God admitted he did this in Ezekiel 20:25-26 where he purportedly said:
25 “Moreover I gave them statutes that were not good and ordinances by which they could not have life; 26 and I defiled them through their very gifts in making them offer by fire all their first-born, that I might horrify them; I did it that they might know that I am the Lord.”

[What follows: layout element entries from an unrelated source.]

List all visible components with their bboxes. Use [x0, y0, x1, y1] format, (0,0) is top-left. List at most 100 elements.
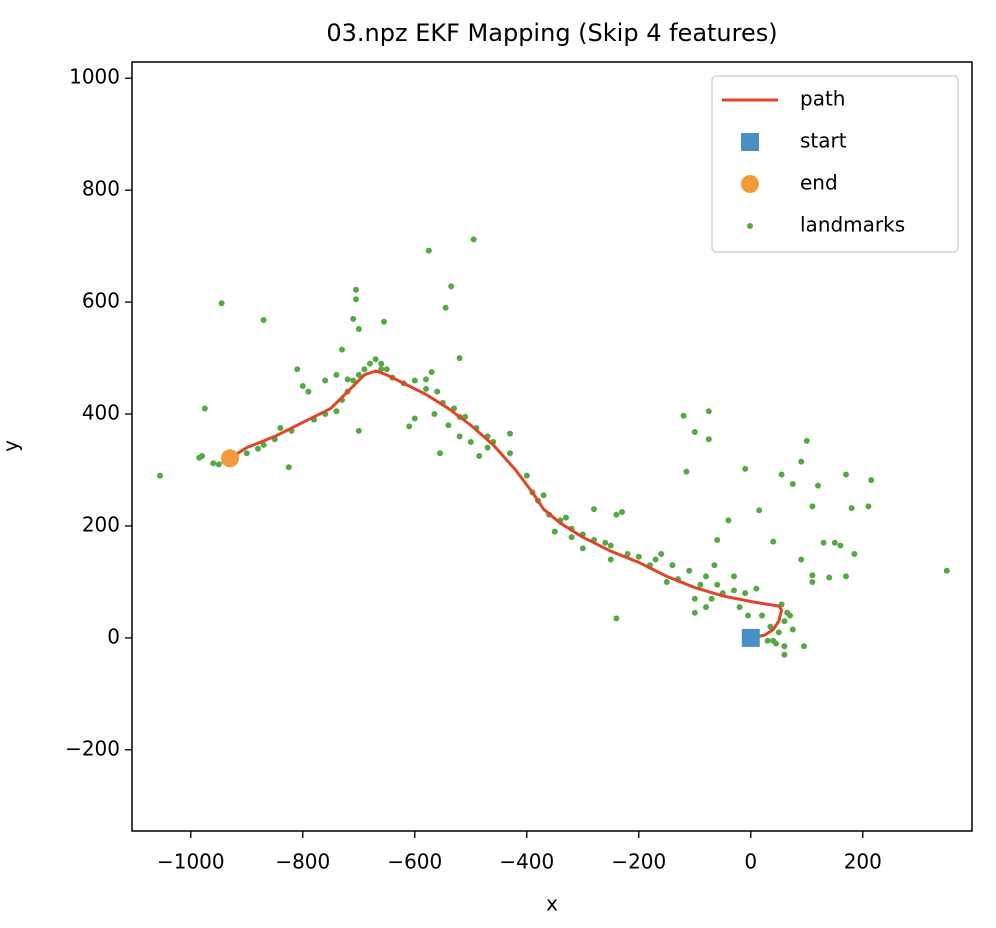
landmark [658, 550, 665, 557]
landmark [714, 581, 721, 588]
x-axis-label: x [546, 892, 558, 916]
landmark [663, 578, 670, 585]
landmark [607, 556, 614, 563]
landmark [809, 578, 816, 585]
landmark [470, 236, 477, 243]
landmark [868, 477, 875, 484]
landmark [708, 595, 715, 602]
landmark [602, 539, 609, 546]
landmark [431, 411, 438, 418]
end-marker [221, 449, 239, 468]
landmark [428, 369, 435, 376]
landmark [753, 585, 760, 592]
landmark [201, 405, 208, 412]
landmark [773, 640, 779, 647]
landmark [775, 629, 782, 636]
landmark [210, 460, 217, 467]
landmark [339, 346, 345, 353]
landmark [372, 356, 379, 363]
landmark [383, 366, 390, 373]
landmark [243, 450, 250, 457]
landmark [767, 623, 774, 630]
landmark [736, 604, 743, 611]
landmark [442, 304, 449, 311]
landmark [635, 553, 642, 560]
landmark [865, 503, 872, 510]
landmark [731, 573, 737, 580]
landmark [613, 615, 620, 622]
landmark [742, 465, 749, 472]
landmark [563, 514, 569, 521]
landmark [826, 574, 833, 581]
landmark [350, 315, 357, 322]
legend: path start end landmarks [711, 75, 959, 253]
landmark [697, 581, 704, 588]
landmark [215, 461, 222, 468]
landmark [568, 534, 575, 541]
landmark [851, 550, 858, 557]
landmark [218, 300, 225, 307]
landmark [507, 430, 513, 437]
landmark [798, 556, 805, 563]
landmark [725, 517, 732, 524]
landmark [843, 471, 849, 478]
landmark [669, 562, 676, 569]
landmark [809, 503, 816, 510]
landmark [759, 612, 765, 619]
x-tick-label: 200 [844, 850, 882, 874]
landmark [285, 464, 292, 471]
landmark [778, 471, 785, 478]
landmark [798, 458, 805, 465]
landmark [683, 468, 690, 475]
landmark [540, 492, 547, 499]
landmark [523, 472, 530, 479]
landmark [803, 437, 810, 444]
y-tick-label: 400 [82, 401, 120, 425]
landmark [456, 355, 463, 362]
legend-swatch [747, 223, 753, 229]
y-tick-label: 1000 [69, 65, 120, 89]
landmark [680, 412, 687, 419]
landmark [691, 609, 698, 616]
landmark [781, 643, 788, 650]
landmark [742, 590, 749, 597]
landmark [781, 618, 788, 625]
landmark [691, 428, 698, 435]
landmark [378, 360, 385, 367]
landmark [624, 550, 631, 557]
landmark [355, 427, 362, 434]
landmark [367, 360, 373, 367]
landmark [551, 528, 558, 535]
y-tick-label: −200 [65, 736, 120, 760]
landmark [781, 651, 788, 658]
landmark [787, 612, 793, 619]
landmark [764, 637, 771, 644]
chart-title: 03.npz EKF Mapping (Skip 4 features) [326, 19, 777, 47]
y-tick-label: 800 [82, 177, 120, 201]
landmark [378, 366, 385, 373]
landmark [619, 508, 625, 515]
landmark [437, 450, 443, 457]
path-line [229, 369, 784, 640]
landmark [467, 439, 474, 446]
landmark [322, 377, 329, 384]
landmark [423, 385, 429, 392]
landmark [423, 376, 429, 383]
landmark [714, 536, 721, 543]
landmark [703, 604, 709, 611]
landmark [613, 511, 620, 518]
landmark [711, 562, 718, 569]
x-tick-label: −200 [611, 850, 666, 874]
landmark [652, 556, 659, 563]
landmark [353, 286, 359, 293]
x-tick-label: −400 [499, 850, 554, 874]
landmark [305, 388, 312, 395]
landmark [801, 643, 807, 650]
landmark [294, 366, 301, 373]
landmark [731, 587, 737, 594]
landmark [843, 573, 849, 580]
legend-box [711, 75, 959, 253]
landmark [361, 366, 368, 373]
landmark [333, 371, 340, 378]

The context of the Exodus passage concerns offerings and sacrifices, and it says God requires that first born sons are to be literally sacrificed to him. Hence, unlike other passages where there is the possibility of redemption with a substitute sacrifice (cf. Exodus 13:13; 34:10-20), none is specifically stated here. The concept of « redemption » is an interesting one that goes hand in hand with child sacrifice, because animals were substituted for the firstborn. Yet that says nothing against the idea that a better sacrifice was the firstborn child himself, and many people in the Old Testament did just that. Circumcision was probably a substitutionary child sacrifice (Exodus 4:24).
Child sacrifice should be understood within the whole concept of human sacrifice as a whole, which pleased God (Leviticus 27:28). Human sacrifice was probably only considered evil when it was done in the name of a foreign god, and doing so was punishable by death precisely because it was offered to another deity (Leviticus 20:2; 18:21 Deuteronomy 12:31 18:10; II Kings 17:17 23:10; II Chronicles 28:3 33:4-10; Ps 106:38; Isaiah 57:5,6; Jeremiah 7:31 32:35 Ezekiel 16:20,21 20:26,31 23:37,39 Acts 7:43).
Child sacrifice was something that several Biblical people either did, or assisted others in doing so. Abraham was not morally repulsed by the command itself (Genesis 22). Then there is Jepthah who probably sacrificed his daughter because of a stupid vow (Judges 11); David (II Sam. 21:7-9); Solomon and his wives (I Kings 3:16); Ahab (I Kings 16:33-34); Ahaz (II Kings 16:2-3); Hoshea (II Kings 17:7); and Manasseh (II Kings 21:6, II Chronicles 33:6). It was a problem for King Josiah ( II King 23:10), for Jeremiah (Jeremiah 7:30-31; 19:3-5; 32:35), and Ezekiel (Ezekiel 16:20-21; 20:25-26, 30-31). The prophet Micah wonders if he should sacrifice his oldest son “as a sin offering” (6:6-8). Child sacrifice to foreign gods was so prevalent that it’s named as one of the major reasons why God sent the Babylonians to conquer Israel and forcibly take many of them as captives (II Kings 17:16-18).
We even read where the King of Moab sacrificed his son which caused the Israelites to retreat in defeat. Moab’s sacrifice created a great “wrath,” (ketzef), which was an external divine force to the warriors in the story, indicating that his sacrifice caused some divinity to act on behalf of Moab. (II Kings. 3:26-27).
In the New Testament God the Father sacrifices his only son (Jesus) as the central redemptive act of Christianity, and God still seeks to fulfill his lust for human sacrifice by burning humans forever in the lake of fire.